Neonatal nurses have several different career options. They may start out as a staff nurse, providing care to critically ill infants or support care for mildly ill newborns. Later, they may choose to take a national certification test to validate on-the-job knowledge gained. They may gain the skills to become a charge nurse or stabilization nurse to assist in high-risk deliveries. They may participate on an extracorporeal membrane oxygenation team, assisting with heart-lung bypass for infants in critical condition.
Another role for working with newborns is that of a neonatal nurse practitioner.
The neonatal nurse practitioner salary is significantly higher than the neonatal nurse salary. On average, nurse practitioners earn an hourly wage of $45.71 or $95,070 annually. The bottom 10 percent salary is $66,960 annually and the top 10 percent is $126,258.

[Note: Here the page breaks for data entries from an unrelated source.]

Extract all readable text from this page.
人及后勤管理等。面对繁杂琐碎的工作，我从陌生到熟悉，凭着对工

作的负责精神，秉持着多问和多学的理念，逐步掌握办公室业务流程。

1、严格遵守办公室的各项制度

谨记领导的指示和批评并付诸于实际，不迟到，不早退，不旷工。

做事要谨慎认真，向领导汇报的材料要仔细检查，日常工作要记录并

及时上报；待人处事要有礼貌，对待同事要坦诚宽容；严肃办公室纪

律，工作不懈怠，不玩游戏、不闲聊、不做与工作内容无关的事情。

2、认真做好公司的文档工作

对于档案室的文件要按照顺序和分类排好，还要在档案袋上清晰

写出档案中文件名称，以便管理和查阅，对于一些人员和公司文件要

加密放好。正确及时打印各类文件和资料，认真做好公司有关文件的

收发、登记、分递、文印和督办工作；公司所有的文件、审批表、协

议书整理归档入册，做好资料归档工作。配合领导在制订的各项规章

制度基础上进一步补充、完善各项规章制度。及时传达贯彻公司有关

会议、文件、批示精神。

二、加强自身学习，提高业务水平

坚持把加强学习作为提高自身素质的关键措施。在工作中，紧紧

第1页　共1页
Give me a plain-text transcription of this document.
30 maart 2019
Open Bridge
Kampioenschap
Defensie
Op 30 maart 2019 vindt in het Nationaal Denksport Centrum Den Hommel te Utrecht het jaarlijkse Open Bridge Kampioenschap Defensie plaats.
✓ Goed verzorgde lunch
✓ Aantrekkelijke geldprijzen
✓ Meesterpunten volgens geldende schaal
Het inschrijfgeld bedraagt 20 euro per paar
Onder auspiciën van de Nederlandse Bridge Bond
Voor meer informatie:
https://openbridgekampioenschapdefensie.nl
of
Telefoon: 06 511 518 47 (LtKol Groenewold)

The neonatal nurse practitioner has advanced skills that qualify them to work with doctors and nurses to provide comprehensive care for infants in the neonatal intensive care unit. This position requires extra schooling in a master’s degree or doctoral program. They learn to perform highly specialized procedures such as lumbar punctures and newborn resuscitation. They may provide training to other neonatal staff. Advanced practical nurses may work as neonatal nurse educators, clinical nurse specialists or developmental care specialists.
The majority of neonatal nurses work in a hospital setting. Some may work out in the community providing follow-up care at home for high-risk infants. Most neonatal nurses work full-time shifts. Neonatal care must be provided 24/7 and week-end and holiday hours are often required.
The job rate growth for all nurses is 19 percent, faster than average. The outlook for jobs as a neonatal nurse are excellent since medical advances have increased the survival rate of premature infants.